A more advanced example is the one supplied for the PTPicker application. This example consists of 7 images taken with a 15mm full-frame fisheye lens. There are versions for PC, Macintosh and Unix/Linux at my website, download the one appropriate for your system. The scriptfile Project.txt can be opened in PTEditor, and all 7 images are loaded. They may then be shown, and manipulated as described for the last example.

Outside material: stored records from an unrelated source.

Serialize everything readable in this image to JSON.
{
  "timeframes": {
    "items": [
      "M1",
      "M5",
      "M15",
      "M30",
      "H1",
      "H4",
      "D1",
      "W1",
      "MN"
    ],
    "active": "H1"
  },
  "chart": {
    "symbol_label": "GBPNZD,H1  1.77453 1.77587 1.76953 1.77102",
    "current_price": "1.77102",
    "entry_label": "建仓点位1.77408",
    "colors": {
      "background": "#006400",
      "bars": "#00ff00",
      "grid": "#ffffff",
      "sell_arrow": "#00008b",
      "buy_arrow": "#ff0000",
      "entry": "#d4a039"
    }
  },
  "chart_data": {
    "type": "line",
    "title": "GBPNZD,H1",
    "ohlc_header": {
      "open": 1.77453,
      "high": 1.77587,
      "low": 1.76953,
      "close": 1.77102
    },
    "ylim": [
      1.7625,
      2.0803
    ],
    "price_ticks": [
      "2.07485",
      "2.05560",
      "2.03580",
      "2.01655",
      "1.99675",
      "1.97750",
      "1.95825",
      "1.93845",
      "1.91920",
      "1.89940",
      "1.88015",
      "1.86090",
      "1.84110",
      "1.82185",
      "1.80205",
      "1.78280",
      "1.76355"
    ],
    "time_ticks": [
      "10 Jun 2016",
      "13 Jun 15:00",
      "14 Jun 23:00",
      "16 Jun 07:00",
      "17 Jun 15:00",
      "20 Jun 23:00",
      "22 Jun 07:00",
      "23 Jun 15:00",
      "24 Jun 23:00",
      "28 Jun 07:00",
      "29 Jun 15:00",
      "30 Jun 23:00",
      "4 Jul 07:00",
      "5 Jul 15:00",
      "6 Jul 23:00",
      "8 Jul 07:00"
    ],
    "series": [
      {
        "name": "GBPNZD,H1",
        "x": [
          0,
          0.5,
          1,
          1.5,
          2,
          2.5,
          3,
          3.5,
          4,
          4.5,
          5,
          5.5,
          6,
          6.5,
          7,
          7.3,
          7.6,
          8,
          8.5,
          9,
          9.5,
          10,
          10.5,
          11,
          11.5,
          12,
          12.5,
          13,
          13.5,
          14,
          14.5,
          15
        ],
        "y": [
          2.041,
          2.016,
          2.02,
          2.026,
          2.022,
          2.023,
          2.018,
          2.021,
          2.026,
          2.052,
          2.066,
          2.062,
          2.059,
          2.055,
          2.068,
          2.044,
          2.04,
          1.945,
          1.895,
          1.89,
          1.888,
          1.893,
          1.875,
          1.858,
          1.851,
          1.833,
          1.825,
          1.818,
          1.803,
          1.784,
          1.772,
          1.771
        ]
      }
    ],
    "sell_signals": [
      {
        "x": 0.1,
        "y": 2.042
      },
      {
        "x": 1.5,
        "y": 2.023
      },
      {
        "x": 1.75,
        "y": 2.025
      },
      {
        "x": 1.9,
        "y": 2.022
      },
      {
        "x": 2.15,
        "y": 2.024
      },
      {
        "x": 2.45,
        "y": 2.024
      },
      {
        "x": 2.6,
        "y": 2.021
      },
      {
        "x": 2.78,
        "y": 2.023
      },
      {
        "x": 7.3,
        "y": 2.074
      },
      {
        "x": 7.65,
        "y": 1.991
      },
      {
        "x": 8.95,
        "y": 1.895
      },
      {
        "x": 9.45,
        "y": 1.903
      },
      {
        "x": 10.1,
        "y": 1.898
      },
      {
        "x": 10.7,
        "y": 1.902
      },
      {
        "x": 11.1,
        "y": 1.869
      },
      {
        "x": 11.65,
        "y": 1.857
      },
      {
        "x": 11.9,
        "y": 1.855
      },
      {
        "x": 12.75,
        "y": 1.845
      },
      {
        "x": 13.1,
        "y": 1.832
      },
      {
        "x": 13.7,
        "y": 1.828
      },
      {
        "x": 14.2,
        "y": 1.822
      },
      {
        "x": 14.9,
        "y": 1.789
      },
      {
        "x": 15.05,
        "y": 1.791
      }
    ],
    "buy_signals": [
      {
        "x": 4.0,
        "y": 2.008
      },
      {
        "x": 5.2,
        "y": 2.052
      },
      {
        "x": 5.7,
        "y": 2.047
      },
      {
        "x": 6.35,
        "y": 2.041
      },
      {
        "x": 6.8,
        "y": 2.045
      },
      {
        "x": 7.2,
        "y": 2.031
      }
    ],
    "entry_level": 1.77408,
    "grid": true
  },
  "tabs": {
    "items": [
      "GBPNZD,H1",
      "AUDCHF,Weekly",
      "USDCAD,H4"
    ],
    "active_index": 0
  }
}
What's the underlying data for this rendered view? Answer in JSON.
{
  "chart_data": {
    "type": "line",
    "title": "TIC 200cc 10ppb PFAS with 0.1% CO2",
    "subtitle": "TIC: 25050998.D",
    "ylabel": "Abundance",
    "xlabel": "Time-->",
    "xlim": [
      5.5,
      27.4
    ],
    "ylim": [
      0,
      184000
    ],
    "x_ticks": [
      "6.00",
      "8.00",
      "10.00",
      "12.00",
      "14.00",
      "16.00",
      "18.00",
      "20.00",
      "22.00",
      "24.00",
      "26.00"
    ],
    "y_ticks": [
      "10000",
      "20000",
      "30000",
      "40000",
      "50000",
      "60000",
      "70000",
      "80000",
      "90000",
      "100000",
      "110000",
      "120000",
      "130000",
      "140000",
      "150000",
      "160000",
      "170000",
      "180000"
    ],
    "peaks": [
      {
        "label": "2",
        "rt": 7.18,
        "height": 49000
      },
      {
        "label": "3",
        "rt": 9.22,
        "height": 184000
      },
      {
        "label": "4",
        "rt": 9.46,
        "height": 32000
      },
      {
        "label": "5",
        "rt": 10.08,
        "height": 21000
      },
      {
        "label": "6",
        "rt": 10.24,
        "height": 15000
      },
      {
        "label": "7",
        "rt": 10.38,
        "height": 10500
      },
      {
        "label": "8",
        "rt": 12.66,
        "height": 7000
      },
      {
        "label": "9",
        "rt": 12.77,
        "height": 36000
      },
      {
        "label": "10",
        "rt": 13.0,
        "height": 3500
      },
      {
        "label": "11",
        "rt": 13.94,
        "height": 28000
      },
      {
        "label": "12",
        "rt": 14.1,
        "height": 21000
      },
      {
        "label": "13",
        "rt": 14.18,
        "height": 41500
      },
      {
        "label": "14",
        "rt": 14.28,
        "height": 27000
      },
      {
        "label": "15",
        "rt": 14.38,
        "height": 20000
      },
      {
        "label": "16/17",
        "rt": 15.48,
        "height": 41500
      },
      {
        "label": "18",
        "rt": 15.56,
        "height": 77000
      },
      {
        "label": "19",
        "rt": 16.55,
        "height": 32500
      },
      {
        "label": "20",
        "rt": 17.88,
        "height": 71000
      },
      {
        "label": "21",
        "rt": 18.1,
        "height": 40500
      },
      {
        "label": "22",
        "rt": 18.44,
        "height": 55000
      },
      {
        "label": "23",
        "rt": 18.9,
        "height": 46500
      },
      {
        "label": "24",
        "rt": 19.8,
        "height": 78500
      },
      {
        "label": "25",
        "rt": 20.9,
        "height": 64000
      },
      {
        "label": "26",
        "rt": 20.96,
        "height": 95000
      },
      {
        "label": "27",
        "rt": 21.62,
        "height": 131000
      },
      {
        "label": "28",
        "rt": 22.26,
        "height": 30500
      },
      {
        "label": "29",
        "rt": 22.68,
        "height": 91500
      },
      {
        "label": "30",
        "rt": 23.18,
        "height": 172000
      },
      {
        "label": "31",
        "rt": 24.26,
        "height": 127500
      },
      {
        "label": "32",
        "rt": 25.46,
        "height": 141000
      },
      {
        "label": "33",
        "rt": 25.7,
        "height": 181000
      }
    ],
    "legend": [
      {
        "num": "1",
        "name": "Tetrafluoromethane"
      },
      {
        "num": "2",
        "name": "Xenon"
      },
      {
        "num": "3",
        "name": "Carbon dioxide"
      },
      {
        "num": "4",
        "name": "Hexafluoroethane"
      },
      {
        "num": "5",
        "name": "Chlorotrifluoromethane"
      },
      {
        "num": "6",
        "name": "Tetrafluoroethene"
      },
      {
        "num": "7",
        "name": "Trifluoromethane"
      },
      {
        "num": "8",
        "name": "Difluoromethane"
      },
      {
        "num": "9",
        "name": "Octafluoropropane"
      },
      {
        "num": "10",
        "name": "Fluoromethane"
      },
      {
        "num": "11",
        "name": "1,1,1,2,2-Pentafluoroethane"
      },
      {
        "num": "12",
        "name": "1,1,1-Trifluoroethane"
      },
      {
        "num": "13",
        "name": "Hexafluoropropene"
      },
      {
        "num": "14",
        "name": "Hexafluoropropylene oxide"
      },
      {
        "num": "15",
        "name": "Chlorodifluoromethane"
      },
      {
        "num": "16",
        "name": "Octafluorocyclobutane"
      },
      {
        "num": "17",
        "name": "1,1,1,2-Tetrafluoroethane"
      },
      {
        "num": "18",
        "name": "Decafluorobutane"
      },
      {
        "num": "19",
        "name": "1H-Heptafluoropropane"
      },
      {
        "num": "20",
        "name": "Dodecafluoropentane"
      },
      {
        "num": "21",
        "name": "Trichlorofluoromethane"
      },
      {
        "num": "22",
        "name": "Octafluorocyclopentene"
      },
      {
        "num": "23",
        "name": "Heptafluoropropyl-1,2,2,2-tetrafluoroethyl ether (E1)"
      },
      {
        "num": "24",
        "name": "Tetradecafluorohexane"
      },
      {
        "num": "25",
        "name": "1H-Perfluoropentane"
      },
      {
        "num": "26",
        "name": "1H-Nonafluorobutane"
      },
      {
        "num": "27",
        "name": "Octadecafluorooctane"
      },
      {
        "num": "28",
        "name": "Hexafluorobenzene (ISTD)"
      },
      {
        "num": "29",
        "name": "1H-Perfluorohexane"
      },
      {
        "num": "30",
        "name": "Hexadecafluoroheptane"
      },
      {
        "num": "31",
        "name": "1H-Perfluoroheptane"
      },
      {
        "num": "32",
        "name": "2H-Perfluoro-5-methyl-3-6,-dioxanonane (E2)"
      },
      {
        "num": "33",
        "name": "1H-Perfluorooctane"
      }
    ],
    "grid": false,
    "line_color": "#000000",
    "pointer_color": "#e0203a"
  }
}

PTEditor internally remaps each fisheye image to 6 rectilinear cubic face images. This remapping takes a few seconds after Show is pressed. This is displayed in a progress window, which unfortunately (as in the example above) sometimes remains minimized in the Windows toolbar. Click to make it visible. This remapping needs to be repeated whenever the field-of-view angle is changed, so manually adjusting this value is tedious. Viewing all 7 fisheye images creates 42 internal rectilinear views. This exceeds the default memory allocation of the Java 1.3 Runtime (64MB), and a larger value (128MB or more) has to be used, see the additional notes below about details.
 
 
 
 
 
 

Editing Panoramas

The equirectangular panoramic image can be manipulated in any way using standard editing tools like Photoshop or The Gimp. However, sometimes editing requires perspectively corrected views, eg if text is to be added onto the wall of a building, or zenith and nadir need to be retouched. This can be accomplished using PTEditor:

Launch PTEditor and open the panoramic image (eg the one created in the tutorial example above) using
File->Open Panorama. Use the mouse or keyboard to move to the position which you want to edit. This may be the view displayed below:
 
 






Now choose Edit->Extract Partial View, which brings up a file dialog. Use this dialog to save the partial view at a convenient location. This partial view is exactly the view displayed in the viewer with two differences:
(a) It is scaled to preserve the resolution of the source panorama
(b) High quality interpolators are used instead of the faster ones in the viewer.
The saved image can then be opened and processed in Photoshop or any other Graphics program. To insert it back, use Edit->Insert Saved View, and then save the changed panoramic image via File->Save Panorama. PTEditor remembers the position data for resinserting the extracted image in its preferences.